This write-up contains my first impressions of the paper : Evaluating entity linking with wikipedia - (Hachey, Radford, Nothman, Honnibal & Curran - 2013).
In this paper, the authors set out to recreate some of the key different methodologies in the NER space, only to find that benchmark results were difficult to reproduce - often for reasons extraneous to what the original authors claimed to have been demonstrating in their papers. At the margin, experimental details dominated new breakthroughs.
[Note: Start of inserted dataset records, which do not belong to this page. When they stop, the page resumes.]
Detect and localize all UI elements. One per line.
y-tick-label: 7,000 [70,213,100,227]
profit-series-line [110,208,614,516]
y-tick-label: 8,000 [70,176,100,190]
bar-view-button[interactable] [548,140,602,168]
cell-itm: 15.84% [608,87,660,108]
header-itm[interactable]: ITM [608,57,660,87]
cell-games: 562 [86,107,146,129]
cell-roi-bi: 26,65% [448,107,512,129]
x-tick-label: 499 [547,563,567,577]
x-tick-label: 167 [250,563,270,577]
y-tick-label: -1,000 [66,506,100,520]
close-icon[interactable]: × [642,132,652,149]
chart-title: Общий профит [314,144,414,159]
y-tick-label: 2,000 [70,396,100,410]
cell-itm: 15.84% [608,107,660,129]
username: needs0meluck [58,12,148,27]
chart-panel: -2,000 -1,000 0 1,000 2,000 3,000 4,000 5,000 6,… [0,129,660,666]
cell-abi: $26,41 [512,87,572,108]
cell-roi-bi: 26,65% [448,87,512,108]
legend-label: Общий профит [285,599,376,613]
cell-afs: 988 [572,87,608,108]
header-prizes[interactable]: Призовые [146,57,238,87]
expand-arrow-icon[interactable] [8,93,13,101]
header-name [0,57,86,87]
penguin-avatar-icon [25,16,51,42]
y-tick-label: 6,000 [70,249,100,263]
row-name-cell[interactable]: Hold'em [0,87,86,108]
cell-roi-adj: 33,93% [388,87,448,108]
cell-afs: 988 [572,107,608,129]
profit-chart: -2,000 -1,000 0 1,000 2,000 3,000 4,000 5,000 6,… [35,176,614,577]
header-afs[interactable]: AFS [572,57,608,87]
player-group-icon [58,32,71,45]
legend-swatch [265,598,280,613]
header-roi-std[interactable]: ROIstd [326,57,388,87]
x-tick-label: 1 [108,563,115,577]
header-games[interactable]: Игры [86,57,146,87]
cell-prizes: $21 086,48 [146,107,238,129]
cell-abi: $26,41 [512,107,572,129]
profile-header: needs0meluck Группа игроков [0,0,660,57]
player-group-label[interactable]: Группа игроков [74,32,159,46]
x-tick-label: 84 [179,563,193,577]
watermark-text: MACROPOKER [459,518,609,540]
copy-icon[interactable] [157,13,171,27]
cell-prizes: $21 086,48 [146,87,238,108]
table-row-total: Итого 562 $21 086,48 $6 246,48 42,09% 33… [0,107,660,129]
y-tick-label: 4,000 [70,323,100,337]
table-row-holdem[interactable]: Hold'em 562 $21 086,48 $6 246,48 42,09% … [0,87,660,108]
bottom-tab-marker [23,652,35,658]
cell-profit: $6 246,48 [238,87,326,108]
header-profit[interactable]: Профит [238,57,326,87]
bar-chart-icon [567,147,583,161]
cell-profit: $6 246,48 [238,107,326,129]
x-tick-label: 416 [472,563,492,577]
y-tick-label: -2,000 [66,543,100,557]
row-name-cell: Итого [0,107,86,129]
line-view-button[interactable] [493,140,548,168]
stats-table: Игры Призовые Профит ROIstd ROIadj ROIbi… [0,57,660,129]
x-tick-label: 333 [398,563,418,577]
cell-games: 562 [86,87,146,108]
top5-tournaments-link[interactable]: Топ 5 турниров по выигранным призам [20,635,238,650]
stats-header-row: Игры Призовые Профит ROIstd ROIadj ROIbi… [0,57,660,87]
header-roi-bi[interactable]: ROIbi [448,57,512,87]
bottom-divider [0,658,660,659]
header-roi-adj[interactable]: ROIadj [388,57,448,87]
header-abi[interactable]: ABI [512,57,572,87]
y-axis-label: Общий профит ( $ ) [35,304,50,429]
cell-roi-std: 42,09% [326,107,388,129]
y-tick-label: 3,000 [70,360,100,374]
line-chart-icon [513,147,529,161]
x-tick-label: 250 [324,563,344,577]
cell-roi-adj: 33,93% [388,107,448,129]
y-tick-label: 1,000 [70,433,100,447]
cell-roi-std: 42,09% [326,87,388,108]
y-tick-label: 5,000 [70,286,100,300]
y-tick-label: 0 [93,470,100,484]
The authors found that 'simple stuff' made a difference at least as large as the reported algorithmic advances between the different sophisticated techniques
This 'simple stuff' were usually hand-crafted features that were found to work well, such as acronym expansion. Or the way in which an exact indentification 'falls back' to other types of resolution
The competition format that has arisen recently (cite ...) gives rise to a 'beat the state-of-the-art in order to get published' mentality that is often detrimental to clear methodologies, and repeatable results
In many ways, this is a meta-analysis paper. In the process of evaluating the methodologies in several other papers, its main conclusions stem from the commonalities concerning 'minor' issues. This, in itself, may be a more revealing : It's more important for pracititioners in the field to have the 'tricks of the trade' distilled out than just to hear on how each research group's own methodology incrementally pushes the frontier forward.